Dos seiscentos e cinquenta judeus deportados para Auschwitz junto com Primo Levi, seiscentos e trinta e oito morreram em menos de um ano. Dos doze que sobraram, Primo Levi foi o único a escrever um livro, É isto um homem?. Ao contrário do meu avô, ele se preocupou em registrar cada detalhe da rotina do campo, desde a chegada, em 1944, até a libertação pelo Exército Vermelho já no fim da guerra.

2.

Antes de É isto um homem?, não se sabia que botaram uma placa na entrada de Auschwitz, ao lado de uma torneira: não beber, água poluída. O regulamento proibia dormir de casaco, ou sem ceroulas, ou sair do bloco com a gola levantada, ou deixar de tomar ducha nos dias marcados.

3.

As unhas da mão precisavam ser cortadas regularmente, o que só podia ser feito com os dentes. As do pé eram aparadas ao natural pelos sapatos.
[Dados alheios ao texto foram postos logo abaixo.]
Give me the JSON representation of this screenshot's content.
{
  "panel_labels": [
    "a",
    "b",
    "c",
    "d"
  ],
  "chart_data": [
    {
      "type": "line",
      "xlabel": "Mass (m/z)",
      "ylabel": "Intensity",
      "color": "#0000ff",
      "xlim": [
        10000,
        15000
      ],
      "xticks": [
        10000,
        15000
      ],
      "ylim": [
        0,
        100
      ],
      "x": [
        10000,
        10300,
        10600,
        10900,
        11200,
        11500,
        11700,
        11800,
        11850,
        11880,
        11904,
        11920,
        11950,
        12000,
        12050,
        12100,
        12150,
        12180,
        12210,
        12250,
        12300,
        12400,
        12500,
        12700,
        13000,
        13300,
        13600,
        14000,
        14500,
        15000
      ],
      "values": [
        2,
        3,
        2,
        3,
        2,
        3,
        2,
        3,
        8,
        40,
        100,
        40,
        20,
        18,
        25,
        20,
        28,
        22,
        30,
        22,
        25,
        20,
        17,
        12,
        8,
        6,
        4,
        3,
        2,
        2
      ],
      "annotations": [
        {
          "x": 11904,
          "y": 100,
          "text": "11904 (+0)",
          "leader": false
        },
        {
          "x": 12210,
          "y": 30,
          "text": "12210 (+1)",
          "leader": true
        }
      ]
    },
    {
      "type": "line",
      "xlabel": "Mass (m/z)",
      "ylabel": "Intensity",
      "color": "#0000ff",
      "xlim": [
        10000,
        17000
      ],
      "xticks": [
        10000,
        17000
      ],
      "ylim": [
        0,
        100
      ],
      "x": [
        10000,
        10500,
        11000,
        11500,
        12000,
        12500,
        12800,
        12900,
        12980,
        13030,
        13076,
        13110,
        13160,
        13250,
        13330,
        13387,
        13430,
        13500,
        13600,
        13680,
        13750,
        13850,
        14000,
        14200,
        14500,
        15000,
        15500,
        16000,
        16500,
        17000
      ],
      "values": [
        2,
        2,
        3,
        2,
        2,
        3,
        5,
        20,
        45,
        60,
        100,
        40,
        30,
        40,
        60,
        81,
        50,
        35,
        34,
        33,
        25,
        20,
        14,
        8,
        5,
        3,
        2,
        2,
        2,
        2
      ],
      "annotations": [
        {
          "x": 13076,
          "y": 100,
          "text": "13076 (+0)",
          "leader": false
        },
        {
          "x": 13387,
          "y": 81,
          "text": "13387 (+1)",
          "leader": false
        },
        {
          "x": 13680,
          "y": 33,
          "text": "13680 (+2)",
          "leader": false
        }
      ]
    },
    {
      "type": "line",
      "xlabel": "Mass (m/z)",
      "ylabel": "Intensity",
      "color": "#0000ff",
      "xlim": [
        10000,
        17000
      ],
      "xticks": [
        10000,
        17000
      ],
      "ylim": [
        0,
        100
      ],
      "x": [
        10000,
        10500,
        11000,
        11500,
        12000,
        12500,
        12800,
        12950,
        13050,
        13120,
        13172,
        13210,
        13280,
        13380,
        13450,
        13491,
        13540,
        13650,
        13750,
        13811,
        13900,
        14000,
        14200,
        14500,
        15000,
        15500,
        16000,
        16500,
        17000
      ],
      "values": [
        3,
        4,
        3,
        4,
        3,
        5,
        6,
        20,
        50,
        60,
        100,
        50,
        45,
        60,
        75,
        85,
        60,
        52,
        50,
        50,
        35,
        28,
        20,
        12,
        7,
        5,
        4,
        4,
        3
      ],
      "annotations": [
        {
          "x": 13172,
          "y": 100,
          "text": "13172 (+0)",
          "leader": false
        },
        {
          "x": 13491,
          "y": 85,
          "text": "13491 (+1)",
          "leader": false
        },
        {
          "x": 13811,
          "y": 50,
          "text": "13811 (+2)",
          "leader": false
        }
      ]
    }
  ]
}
Os sapatos eram distribuídos de forma aleatória, e o prisioneiro tinha poucos segundos para escolher à distância um par que parecesse do seu número, já que não eram permitidas trocas posteriores, e segundo Primo Levi essa é a primeira decisão importante a ser tomada, porque um sapato apertado ou largo demais cria feridas que criam infecções que incham os pés e impedem de caminhar e correr e o atrito do pé inchado com a madeira e a lona dos sapatos cria mais feridas e mais infecções que acabam levando o prisioneiro para a enfermaria, e esse é um diagnóstico muito difícil de reverter em Auschwitz.

4.

Primo Levi diz que em Auschwitz a morte começa pelos sapatos, e fico imaginando se ele estava se referindo apenas ao tempo no campo ou às décadas depois de calçar o par que conseguiu pegar naqueles cinco segundos decisivos. Primo Levi morreu aos sessenta e oito anos, em Turim, Itália, depois de ter escrito treze livros, boa parte sobre o Holocausto, e ter sido traduzido em várias línguas, e ter retomado sua carreira de químico, e casar e ter filhos, e receber prêmios e virar uma celebridade literária na Europa e no mundo, e fico imaginando se era nesta escolha, um número maior que o pé, um número menor, talvez o número exato por uma sorte rara e invejável entre o milhão e meio de prisioneiros que passaram pelo campo, que ele estava pensando quando abriu a porta do apartamento e caminhou até a escada e nela caiu numa ocorrência que quase nenhum de seus biógrafos julga ter sido acidental.

5.

A morte começa de muitas maneiras, e não sei se meu avô chegou a perceber isto, a semente, o marco zero a partir do qual passou a não interessar que ele sobrevivesse a Auschwitz nem sei como, e saísse de lá nem sei em que estado, e se recuperasse na Polônia ou na Alemanha ou não sei nem onde, e desse um jeito de embarcar para o Brasil superando não sei nem que tipo de problema, porque a partir dali estava mais ou menos decidido que ele passaria o resto de seus anos da mesma forma que Primo Levi. A única diferença é que, em vez de ter uma vida familiar aparentemente comum e décadas depois se jogar de uma escada, ele teve uma vida familiar aparentemente comum e décadas depois começou a escrever aqueles cadernos.

6.

Leite — alimento líquido e de textura cremosa que além de conter cálcio e outras substâncias essenciais ao organismo tem a vantagem de ser muito pouco suscetível ao desenvolvimento de bactérias. O leite é o alimento perfeito para ser bebido por um homem quando ele se prepara para passar a manhã sozinho.

7.

Uma vez vi um filme em que o filho entra no escritório do pai e descobre que todas as gavetas são ocupadas por cigarros avulsos enfileirados em ordem milimétrica, um dia depois de o pai ter tido um colapso e quebrado a porta de vidro do chuveiro, e fico imaginando se algo assim aconteceu com o meu pai quando ele leu a primeira página ou a primeira linha daqueles dezesseis volumes.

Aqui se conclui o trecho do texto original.